Profile: Learco Chindamo
- Published
Learco Chindamo gained notoriety for the killing of headmaster Philip Lawrence outside his north London school in 1995, when he was just 15-years-old.
Chindamo has now been cleared of trying to use his notoriety to intimidate and rob a young man at a cash machine, months after his release from prison for the killing.
Chindamo's indoctrination into London's gang culture began at a young age.
Born in Milan in August 1980 to an Italian father and Filipino mother, he eventually moved to London at the age of six with his mother and two brothers, two years after the breakdown of his parents' relationship.
He went to school, but soon became a regular truant, preferring to live within a gang which roamed the burger bars and arcades of west London.
They modelled themselves on the Chinese triad groups, calling themselves the Woo Sang Wu, or Street Warriors.
Chindamo, as his solicitor put it, was, "a kid trying to act up big - he was out of control and he thought he knew everything".
In what has become one of the most notorious cases of its kind, Chindamo stabbed 48-year-old Mr Lawrence on 8 December 1995, as the headmaster defended a pupil outside St George's Roman Catholic comprehensive, in Maida Vale.
Chindamo had led a gang of 12 youths to attack a boy who had quarrelled with a 13-year-old pupil of Filipino origin.
Police involved in the investigation that followed had seen it all before - a tragic example, they said, of what happens when immature young men, full of bravado, pick up a knife and take to the streets.
Deportation ruling
During the trial, his mother sat in the courtroom every day, a few feet away from Mr Lawrence's widow, Frances.
Chindamo was jailed indefinitely for the murder in 1996 and ordered to serve at least 12 years, but was freed in July 2010 amid assurances he was a reformed character.
The year before, with his eligibility for release on parole approaching, ministers made a move to see him deported to Italy on his release.
But the Asylum and Immigration Tribunal ruled Chindamo, now 31, could stay, because he had no ties to the country of his birth.
That decision was later supported by the courts, following an appeal by the government.
The tribunal had said Chindamo no longer posed a serious threat to society, while a prison governor said he was capable of a "lawful and purposeful" life on release.
Despite his poor academic achievement, Chindamo had passed GCSEs in maths and English in prison, and gained an NVQ in health and social care.
He also, according to his lawyer, spent time speaking to other young offenders, urging them not to throw away their lives as he had.
At the time, his lawyer, Mr Leskin, said his client was unlikely to offend again, adding: "He strikes me as a very reformed, very nice, very thoughtful person."
The decision came as a traumatic blow for the widow of Mr Lawrence, who was made an MBE by the Queen in 2009 for her work championing young people.

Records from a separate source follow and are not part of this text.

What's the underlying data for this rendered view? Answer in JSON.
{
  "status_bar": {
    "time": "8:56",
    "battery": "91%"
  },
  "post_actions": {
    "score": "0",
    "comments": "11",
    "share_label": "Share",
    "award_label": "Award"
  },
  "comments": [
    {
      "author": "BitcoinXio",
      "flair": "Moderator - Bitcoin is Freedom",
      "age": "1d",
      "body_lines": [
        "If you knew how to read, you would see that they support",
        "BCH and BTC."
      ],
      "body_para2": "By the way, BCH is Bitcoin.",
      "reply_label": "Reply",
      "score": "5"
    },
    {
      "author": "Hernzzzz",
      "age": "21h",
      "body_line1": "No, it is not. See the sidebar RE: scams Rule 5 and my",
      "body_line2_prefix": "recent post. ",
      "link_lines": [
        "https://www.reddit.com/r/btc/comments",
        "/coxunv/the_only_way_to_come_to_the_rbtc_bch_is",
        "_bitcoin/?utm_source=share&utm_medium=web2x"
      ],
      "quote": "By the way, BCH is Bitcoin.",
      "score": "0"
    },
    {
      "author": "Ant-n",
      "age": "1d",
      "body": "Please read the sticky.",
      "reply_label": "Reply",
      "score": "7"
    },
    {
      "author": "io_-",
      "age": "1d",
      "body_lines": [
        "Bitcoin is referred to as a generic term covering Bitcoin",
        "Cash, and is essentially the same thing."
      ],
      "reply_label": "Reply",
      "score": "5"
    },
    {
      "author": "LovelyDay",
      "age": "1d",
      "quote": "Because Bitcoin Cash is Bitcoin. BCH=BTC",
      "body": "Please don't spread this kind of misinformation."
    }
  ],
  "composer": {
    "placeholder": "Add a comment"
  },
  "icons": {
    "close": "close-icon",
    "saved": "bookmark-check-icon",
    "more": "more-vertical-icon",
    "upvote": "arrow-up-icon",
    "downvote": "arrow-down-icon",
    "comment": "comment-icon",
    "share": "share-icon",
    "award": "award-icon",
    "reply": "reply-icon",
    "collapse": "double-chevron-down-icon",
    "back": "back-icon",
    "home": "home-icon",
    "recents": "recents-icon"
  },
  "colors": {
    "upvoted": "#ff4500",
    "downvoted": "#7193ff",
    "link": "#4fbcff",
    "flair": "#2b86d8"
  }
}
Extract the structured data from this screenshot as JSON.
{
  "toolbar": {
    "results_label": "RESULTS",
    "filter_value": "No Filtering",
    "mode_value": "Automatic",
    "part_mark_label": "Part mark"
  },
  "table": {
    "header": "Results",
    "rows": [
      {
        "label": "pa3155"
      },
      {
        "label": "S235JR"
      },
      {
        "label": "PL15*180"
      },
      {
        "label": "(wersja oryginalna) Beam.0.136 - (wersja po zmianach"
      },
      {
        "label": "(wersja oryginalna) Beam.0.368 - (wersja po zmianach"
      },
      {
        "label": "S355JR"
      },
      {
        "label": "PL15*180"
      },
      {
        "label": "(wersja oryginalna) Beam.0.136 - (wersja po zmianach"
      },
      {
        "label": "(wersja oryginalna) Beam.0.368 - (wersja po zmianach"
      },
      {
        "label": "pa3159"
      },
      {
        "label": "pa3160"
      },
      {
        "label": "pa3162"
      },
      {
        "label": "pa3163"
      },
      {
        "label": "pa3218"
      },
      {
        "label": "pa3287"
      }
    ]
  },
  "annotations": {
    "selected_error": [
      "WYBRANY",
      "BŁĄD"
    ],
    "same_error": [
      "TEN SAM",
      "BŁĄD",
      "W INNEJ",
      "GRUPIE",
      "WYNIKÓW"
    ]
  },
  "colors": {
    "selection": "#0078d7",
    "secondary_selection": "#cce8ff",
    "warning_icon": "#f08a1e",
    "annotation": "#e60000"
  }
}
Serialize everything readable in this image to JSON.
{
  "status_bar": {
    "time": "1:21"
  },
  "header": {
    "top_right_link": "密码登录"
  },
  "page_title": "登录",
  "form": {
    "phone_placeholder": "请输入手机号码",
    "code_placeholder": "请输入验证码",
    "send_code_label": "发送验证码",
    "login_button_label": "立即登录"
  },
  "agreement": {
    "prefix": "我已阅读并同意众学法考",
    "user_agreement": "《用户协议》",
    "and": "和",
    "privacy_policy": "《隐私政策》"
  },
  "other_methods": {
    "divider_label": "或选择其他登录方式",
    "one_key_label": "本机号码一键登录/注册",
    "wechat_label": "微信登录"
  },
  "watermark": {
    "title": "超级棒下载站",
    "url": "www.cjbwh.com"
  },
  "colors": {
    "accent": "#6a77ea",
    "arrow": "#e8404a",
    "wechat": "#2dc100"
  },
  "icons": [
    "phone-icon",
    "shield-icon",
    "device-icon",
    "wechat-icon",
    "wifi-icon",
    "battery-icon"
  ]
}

Months after his release on parole to a probation hostel, Chindamo was arrested along with Gregory Jananto and Saeed Akhtar, both 32, in connection with the alleged cashpoint robbery.
Name calling
They were all cleared of robbery, following four attempts to bring Chindamo to justice at previous trials.
Jurors heard how the threesome allegedly surrounded and accosted David Sexton as he withdrew cash outside a Sainsbury's store in Camden last November.
Chindamo said he had been provoked by a man at the cashpoint who called him a "killer".
Defence lawyers claimed Mr Sexton in fact handed over £10 as a peace offering following the dispute, so Chindamo could buy a drink.